Here are a three examples gleaned from many found in the Final
EIS/EIR:
Example #1:
The FEIS (Vol. I, 3.2-143) states:
“If Upper Klamath NWR dries
more frequently in the summer and fall, but for shorter periods that
allow wetlands soil to remain wet in the root zone below the water
level, the breakdown of peat soils may be minimized if not completely
negated. Aldous et al. (2005) tested different hydrologic treatments
for cores from undisturbed and restored wetlands around Upper Klamath
Lake. If wetlands were allowed to remain moist, rather than dry
completely, the release of phosphorus was minimized, and the
undisturbed wetlands, which included Upper Klamath NWR, effectively
had no phosphorus release. Because KBRA-flows and their effects on
Upper Klamath Lake water elevation cannot be conclusively predicted
at this time, it is not possible to determine whether the NWR
wetlands or their soils would remain moist even if they are drained
more frequently, which would minimize phosphorus release, or if they
would dry out significantly more, which could foster some phosphorus
release.”
That sounds reasonable; but in reality the impact of the KBRA on
how often Upper Klamath NWR dries out has already been demonstrated.
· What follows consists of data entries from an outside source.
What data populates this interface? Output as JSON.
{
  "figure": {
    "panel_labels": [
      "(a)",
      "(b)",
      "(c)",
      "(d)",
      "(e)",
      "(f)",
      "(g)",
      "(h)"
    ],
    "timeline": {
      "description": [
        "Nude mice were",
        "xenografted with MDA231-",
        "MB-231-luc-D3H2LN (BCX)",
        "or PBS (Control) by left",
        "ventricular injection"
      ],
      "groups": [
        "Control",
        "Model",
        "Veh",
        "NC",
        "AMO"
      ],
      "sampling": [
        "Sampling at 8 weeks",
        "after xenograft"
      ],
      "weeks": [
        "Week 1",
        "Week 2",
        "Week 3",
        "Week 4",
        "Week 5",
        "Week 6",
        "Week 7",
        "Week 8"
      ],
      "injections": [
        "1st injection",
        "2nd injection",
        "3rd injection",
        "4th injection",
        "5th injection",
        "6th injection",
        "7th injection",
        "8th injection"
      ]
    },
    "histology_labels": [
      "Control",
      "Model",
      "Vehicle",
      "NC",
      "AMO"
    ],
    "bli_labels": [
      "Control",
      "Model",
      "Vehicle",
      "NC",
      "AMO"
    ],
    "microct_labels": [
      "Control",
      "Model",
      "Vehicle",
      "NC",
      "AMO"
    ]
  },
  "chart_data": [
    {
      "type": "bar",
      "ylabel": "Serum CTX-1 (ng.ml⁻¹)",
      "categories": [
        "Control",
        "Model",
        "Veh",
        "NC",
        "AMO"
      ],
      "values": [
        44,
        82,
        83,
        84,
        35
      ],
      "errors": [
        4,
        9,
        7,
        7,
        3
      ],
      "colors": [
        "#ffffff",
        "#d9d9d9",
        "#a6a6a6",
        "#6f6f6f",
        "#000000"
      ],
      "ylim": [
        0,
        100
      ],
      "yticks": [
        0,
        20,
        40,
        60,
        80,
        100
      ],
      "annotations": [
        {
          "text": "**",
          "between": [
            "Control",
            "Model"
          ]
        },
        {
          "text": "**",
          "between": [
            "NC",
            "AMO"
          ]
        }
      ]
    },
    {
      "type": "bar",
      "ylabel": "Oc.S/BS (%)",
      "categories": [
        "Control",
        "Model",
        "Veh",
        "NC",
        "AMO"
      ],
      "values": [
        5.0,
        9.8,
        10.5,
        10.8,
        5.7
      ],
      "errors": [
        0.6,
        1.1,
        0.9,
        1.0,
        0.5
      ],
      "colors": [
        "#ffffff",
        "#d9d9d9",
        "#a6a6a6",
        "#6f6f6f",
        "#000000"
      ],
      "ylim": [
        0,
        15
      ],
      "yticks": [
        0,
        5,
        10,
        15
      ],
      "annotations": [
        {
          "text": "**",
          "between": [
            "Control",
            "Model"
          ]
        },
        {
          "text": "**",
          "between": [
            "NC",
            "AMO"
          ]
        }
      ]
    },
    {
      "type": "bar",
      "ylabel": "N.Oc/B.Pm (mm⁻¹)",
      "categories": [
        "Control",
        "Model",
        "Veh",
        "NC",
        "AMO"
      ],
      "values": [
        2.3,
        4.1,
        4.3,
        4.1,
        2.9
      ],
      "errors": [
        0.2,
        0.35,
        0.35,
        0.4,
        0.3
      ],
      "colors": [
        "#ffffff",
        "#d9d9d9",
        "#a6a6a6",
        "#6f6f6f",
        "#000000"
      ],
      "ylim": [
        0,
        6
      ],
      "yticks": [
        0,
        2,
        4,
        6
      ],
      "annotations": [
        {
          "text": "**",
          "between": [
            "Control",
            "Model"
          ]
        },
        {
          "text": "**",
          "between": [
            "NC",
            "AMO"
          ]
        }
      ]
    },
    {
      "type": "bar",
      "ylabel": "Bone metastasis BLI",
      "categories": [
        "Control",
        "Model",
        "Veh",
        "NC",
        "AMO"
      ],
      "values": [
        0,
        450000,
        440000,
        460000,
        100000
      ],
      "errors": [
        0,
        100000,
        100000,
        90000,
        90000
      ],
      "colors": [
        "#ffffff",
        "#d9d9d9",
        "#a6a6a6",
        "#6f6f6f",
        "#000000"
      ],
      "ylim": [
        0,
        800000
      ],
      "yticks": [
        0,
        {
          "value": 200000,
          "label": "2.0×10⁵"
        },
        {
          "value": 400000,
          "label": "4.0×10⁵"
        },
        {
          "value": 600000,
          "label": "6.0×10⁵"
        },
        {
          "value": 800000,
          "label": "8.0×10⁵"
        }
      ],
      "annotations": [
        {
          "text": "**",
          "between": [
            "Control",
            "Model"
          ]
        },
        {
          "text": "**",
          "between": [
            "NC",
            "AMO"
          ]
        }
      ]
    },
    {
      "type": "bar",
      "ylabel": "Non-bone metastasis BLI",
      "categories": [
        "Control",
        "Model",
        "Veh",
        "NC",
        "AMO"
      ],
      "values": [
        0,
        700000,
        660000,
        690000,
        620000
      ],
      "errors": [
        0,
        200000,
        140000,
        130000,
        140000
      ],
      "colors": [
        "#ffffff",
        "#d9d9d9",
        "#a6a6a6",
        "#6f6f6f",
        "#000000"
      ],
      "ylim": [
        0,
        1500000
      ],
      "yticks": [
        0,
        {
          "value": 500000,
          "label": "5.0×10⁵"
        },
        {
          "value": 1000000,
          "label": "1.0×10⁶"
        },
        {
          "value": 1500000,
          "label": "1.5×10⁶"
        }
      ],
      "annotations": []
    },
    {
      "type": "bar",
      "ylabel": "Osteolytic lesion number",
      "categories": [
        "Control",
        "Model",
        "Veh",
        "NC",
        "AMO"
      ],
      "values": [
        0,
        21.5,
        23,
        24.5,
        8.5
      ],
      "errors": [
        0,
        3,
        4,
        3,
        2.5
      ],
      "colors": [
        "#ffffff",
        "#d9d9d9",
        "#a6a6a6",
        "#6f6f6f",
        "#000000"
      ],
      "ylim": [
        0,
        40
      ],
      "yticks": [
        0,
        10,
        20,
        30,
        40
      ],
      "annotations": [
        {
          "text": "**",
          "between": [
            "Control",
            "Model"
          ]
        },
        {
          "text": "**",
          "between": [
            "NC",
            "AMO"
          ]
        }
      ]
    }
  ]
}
For the past three water years, the Bureau of Reclamation has
implemented what is essentially the KBRA approach to water
management. Each time it has dried out – or in the case of 2013
plans to dry out – Upper Klamath NWR. The impacts of what is
essentially the KBRA's approach to water management on phosphorus
release to Upper Klamath Lake and the Klamath River could have been
analyzed and disclosed using real life examples of KBRA water management, but that is not what those in charge of the EIS/EIR chose to do.